At a conference in January at the National Bureau of Economic Research (search), Summers said that innate differences in ability between the genders may partly explain why fewer women are in the pipeline for top science jobs.

Summers apologized repeatedly for his remarks, and appointed the two task forces — one on women at Harvard, one on women in science more generally — though many academics, alumni and students defended him.

On Harvard's campus in Cambridge, the controversy became part of a more general debate about Summers' leadership style, which supporters call bold but critics say is blunt and imperious.

Harvard's Faculty of Arts and Sciences, the central body of the university, passed a symbolic no-confidence vote in Summers' leadership in March.

Among the recommendations are funding for departments to hire outstanding scholars even if there is no departmental opening. But Harvard officials denied the university would pursue "affirmative action hires" who were not up to standards.

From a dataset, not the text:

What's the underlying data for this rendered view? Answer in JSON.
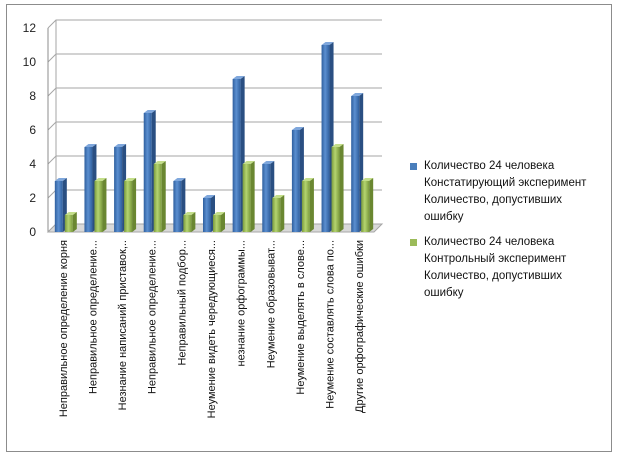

"We're not going to change or lower any of the standards that exist here at Harvard," said Evelynn Hammonds, a professor of history of science and of African and African-American studies, who chaired the task force on women faculty.

Harvard officials described the recommendations as touching on the pipeline of scientific talent at various points along the way — from undergraduate research to mentoring for graduate students and junior faculty — and said their implementation would benefit the entire university, not just women.

But one outside observer said Harvard remains far from path-breaking on the topic of nurturing women scientists and faculty generally.

"Mostly I see it as catching up," said Elizabeth Ivey (search), former president of the University of Hartford and president of the Association for Women in Science (search). "Much of what they're talking about has been done at other institutions for 30 or 40 years."